In einem US-amerikanischen Blog, dessen Neuigkeiten mich via Facebook erreichen (keine Ahnung, warum ich den geliked habe!), lese ich zehn Punkte, die Frauen älter machen, als sie sind. Die gute Nachricht: Acht davon kann ich abhaken. Doch die restlichen erschüttern mich, eine eher unerwartet, die andere immer wieder.
Ärgernis 1: Strickjacken. Unnütz zu sagen, dass ich Westen liebe. Und viele habe. In allen Farben. Wollig, wuschig, auf jeden Fall wohlig. Sie betonen oder verhüllen wahlweise den Körper – je nach Bedarf, deuten an, ohne zu offensiv zu wirken, und sind in meinen Augen ein Zeichen von Flexibilität. Ich verwende sie nämlich zudem als Sitzunterlage, Schal oder Regenschutz. Und zur Not kann man sich damit auch aus dem Rapunzelturm abseilen, wenn sich die Nahrungsaufnahme in Form von Leben etwas zäh gestaltet. Doch diese Erfahrung habe ich glücklicherweise aus zweierlei Gründen noch nicht machen müssen. Erstens überholt mich das Leben permanent und beschenkt mich so reichhaltig, dass ich mich über die Maßen genährt fühle. Zweitens verfüge ich über langes Haar. Und damit komme ich zum zweiten Ärgernis.
Bei der Feier zu meinem 50. Geburtstag hörte ich eine brillante Rede eines meinem Herzen sehr nahen jungen Mannes, die sich ausschließlich um meine silberfädrige Mähne drehte. Er wollte mich davon überzeugen, mich meiner grauen Haare mittels Färben oder Kahlrasur zu entledigen.

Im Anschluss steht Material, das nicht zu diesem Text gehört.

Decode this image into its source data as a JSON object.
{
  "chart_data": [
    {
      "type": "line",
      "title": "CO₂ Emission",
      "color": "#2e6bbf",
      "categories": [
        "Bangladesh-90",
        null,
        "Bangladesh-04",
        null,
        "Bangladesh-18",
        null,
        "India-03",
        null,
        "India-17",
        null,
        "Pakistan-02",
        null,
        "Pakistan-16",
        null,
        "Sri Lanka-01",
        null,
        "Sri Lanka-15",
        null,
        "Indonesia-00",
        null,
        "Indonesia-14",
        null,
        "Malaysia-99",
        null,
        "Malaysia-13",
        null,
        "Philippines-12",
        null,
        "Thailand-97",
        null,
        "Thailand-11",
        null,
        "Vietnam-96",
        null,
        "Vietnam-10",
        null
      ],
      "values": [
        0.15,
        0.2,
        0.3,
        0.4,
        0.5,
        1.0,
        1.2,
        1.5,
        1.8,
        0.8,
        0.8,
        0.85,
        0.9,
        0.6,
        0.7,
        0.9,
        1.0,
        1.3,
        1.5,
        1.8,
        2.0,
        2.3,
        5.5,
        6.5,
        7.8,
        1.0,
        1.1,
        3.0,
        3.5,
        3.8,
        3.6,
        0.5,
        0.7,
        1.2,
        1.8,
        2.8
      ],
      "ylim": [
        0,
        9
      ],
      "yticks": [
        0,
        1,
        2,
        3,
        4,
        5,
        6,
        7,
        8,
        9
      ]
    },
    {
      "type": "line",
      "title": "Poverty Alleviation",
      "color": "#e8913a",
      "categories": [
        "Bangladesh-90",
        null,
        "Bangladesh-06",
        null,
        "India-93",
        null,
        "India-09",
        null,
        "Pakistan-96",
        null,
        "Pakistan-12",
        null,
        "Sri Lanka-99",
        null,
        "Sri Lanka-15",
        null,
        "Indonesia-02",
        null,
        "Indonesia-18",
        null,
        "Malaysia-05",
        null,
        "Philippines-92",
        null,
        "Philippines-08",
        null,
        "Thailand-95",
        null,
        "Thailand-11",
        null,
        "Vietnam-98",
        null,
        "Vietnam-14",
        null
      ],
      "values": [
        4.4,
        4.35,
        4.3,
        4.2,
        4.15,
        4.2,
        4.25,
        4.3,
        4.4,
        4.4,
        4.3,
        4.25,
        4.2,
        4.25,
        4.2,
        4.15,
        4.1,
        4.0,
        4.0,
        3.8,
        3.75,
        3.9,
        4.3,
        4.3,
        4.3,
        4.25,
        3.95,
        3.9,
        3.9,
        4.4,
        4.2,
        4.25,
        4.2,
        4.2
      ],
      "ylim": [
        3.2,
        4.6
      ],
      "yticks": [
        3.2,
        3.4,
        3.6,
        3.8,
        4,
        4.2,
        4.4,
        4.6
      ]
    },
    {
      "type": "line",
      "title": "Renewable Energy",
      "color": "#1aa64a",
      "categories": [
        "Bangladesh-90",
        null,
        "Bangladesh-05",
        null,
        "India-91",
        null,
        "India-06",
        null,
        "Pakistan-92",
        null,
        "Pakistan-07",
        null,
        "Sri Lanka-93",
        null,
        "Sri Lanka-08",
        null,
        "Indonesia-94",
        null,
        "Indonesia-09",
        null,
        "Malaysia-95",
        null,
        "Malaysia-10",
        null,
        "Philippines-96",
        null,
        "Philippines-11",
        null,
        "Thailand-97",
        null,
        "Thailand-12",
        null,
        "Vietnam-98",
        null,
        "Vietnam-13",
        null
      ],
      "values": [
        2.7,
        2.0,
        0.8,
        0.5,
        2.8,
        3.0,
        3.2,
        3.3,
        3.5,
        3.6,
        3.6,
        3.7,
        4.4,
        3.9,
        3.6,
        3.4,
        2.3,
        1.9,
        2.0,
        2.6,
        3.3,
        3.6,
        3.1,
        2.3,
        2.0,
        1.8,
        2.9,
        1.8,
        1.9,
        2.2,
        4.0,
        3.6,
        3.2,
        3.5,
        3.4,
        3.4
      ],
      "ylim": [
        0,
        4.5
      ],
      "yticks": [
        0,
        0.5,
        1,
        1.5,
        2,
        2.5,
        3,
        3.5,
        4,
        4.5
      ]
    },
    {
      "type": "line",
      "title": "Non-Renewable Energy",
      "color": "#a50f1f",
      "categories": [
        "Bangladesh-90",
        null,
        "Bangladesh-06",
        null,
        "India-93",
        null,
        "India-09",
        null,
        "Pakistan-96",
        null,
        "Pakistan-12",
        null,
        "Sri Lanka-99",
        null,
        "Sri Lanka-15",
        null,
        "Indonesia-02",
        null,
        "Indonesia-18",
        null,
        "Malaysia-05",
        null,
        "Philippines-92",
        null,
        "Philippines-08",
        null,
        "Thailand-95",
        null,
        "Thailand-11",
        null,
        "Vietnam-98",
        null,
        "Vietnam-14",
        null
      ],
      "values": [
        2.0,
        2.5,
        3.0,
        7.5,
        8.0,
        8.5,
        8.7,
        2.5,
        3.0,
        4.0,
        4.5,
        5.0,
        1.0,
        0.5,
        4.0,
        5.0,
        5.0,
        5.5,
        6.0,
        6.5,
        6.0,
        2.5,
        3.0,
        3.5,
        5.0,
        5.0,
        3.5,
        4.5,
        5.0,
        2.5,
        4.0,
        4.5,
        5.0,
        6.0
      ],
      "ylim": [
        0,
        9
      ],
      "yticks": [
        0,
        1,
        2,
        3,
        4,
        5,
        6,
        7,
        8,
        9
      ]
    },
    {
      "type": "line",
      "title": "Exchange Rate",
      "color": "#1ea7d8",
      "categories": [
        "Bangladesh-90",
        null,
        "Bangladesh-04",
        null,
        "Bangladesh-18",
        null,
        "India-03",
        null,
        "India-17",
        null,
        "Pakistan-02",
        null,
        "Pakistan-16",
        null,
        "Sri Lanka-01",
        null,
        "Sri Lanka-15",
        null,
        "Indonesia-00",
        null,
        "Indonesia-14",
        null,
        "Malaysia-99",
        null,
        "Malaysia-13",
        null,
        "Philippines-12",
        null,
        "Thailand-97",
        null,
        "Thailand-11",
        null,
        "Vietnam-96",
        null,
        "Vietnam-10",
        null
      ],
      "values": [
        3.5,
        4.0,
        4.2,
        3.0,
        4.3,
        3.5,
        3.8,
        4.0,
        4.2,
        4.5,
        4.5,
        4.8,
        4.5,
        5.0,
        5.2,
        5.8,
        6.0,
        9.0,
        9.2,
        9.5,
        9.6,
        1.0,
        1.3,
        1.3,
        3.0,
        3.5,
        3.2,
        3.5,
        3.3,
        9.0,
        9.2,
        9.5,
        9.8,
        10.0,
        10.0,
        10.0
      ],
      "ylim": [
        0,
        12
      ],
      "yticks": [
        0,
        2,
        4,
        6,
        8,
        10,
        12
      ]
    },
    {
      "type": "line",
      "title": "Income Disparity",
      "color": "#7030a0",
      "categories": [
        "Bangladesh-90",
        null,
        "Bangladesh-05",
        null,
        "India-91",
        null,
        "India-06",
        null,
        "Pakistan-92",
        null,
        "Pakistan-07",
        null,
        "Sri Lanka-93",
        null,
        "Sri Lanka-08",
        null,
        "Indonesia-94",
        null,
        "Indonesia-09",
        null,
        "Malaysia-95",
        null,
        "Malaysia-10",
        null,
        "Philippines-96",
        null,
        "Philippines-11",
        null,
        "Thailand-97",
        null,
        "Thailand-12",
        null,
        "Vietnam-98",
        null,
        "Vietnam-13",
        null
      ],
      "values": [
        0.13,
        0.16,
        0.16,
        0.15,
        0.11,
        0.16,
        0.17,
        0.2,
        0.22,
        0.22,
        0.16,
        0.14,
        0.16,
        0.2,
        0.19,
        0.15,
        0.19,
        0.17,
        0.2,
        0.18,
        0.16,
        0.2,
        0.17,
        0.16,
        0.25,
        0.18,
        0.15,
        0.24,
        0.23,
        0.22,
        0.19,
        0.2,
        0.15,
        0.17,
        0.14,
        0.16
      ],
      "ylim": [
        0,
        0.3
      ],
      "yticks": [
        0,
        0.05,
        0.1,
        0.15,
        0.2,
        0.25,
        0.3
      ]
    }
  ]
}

Nicht dass sein Wunsch mir fremd gewesen wäre; seit Jahren liegt er mir in den Ohren damit – genauso vergeblich, wie ich versuche, ihn davon zu überzeugen, dass Silberfäden im Haar nichts mit Alter zu tun haben. Also jenem im Herzen. Und seine Meinung ist ja kaum verwunderlich, denn wenn ich in einem Straßencafé sitze, zähle ich inzwischen die Frauen, die ihre Haare ungefärbt tragen. Und ich muss LANGE sitzen, um zwei Hände voll zu bekommen.
Interessanterweise finden Männer (Ausnahme: mein Festredner) Frauen mit Silberhaar, noch dazu lange getragen, attraktiv und faszinierend. Das erfahre ich immer wieder, auch wenn ich zwei Atemzüge später auf sechs Jahre älter geschätzt werde. Gut, dass man solche Fehleinschätzungen mit 50 souverän und mit Humor nehmen kann. Doch während auch an meinem Geburtstag die Komplimente der Herren überwiegen, flüstert mir doch die eine oder andere Frau „Färben“ ins Ohr. Warum?
Die Jugend malträtiert inzwischen trendmäßig ihre makellose Haarfarbe, um dem ‚Granny Style‘ gerecht zu werden, erzählt mir mein Friseur. Der mich natürlich auch schon seit Jahren mit Naturfarbe umwedelt und ebenfalls auf taube Ohren stößt. Doch er trägt es mit Fassung und ist verantwortlich für diese Frisur jenseits des Mainstreams. Er bewahrt mich davor, eine dieser Haartrachten zu tragen, die die Gesellschaft für Frauen meines Alters vorsieht, um munter mit der Schubladisierung fortfahren zu können. Weder er noch ich haben dazu Lust.
Doch die Frage bleibt, warum eine Haarfarbe darüber entscheidet, wie alt man geschätzt wird. Für mich persönlich sind Äußerlichkeiten eher sekundär. Ich mag an Männern und Frauen den Humor, das Geistreiche und die Aufmerksamkeit dem Leben gegenüber – egal, ob das in Größe 32 oder 52 stattfindet. Doch anscheinend macht der Jugendwahn gerade vor Frauen meiner Generation nicht halt, die sich aus irgendeinem Grund weigern, ihre Erfahrung und Persönlichkeit auch im Außen darzustellen. Denn man kann auf andere Art beweisen, dass man dem ‚alten Eisen‘ nie ferner war. Doch vielleicht bin ich wieder einmal meiner Zeit voraus und das, was man bei Jean-Paul Gaultier seit Jahren auf dem Laufsteg sieht, wird irgendwann einmal der Mainstream. Wir werden sehen. Und uns weiterhin graue Haare wachsen lassen.